The Piecemeal Privatization of Web Infrastructure
Ever since the World Wide Web went wide in 1994, film studios, music labels and publishers have tried to neuter this unparalleled communications commons. Much of the Web’s power stems from its open technical protocols known as hypertext markup language, or HTML, which are used to build webpages. HTML has always put users, not "content-makers," in control of content, and as a result, people could (for example) copy and save the “source code” for a webpage. Bottom-up innovation could emerge and prevail.

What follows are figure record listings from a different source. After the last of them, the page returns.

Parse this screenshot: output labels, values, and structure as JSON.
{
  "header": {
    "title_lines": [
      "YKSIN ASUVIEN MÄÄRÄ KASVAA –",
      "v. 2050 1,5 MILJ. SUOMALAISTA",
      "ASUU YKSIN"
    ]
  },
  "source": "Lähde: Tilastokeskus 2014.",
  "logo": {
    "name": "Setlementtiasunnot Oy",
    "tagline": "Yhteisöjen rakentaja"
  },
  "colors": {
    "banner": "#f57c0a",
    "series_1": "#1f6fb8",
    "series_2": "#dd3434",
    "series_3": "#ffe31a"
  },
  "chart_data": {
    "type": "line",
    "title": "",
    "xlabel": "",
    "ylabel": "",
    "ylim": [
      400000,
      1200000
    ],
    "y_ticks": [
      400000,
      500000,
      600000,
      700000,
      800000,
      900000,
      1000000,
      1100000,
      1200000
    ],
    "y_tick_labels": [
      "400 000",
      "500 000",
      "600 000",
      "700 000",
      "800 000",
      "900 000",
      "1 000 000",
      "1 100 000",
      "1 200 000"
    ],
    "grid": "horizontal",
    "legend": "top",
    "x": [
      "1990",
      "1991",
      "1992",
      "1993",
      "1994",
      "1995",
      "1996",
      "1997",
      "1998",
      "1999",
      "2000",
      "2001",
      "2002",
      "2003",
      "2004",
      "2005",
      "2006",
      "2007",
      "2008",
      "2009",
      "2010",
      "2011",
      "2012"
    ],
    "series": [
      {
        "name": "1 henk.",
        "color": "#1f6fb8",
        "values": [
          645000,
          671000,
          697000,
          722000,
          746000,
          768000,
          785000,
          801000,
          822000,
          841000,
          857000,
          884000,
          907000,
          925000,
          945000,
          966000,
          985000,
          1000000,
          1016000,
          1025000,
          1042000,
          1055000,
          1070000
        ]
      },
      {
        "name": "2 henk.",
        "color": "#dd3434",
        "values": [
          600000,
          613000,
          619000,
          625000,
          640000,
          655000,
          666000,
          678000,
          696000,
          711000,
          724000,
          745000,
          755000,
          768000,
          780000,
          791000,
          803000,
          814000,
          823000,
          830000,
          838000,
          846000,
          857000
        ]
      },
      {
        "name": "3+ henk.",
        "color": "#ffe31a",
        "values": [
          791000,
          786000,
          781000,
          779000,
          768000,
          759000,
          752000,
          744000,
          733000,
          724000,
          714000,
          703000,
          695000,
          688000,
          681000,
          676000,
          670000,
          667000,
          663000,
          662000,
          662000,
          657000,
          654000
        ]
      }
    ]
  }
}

The truly dismaying news is that the official steward of technical standards for the Web – the World Wide Web Consortium, or W3C – plans to adopt a new set of standards, HTML5, that will let content owners add digital rights management, or DRM, to their web content. As Cory Doctorow writes on BoingBoing, “the decision to go forward with the project of standardizing DRM for the Web came from Tim Berners-Lee himself [who invented the Web in the early 1990s], who seems to have bought into the lie that Hollywood will abandon the Web and move somewhere else (AOL?) if they don’t get to redesign the open Internet to suit their latest profit-maximization scheme.”
What makes the new HTML5 standards so alarming is that it kicks open the door for still other new forms of proprietary control over Web-based video, images, fonts and more. Danny O'Brien, International Director at the Electronic Frontier Foundation, has a good account of the struggles to prevent this outcome at the W3C, which could lead to the piecemeal privatization of the Web infrastructure.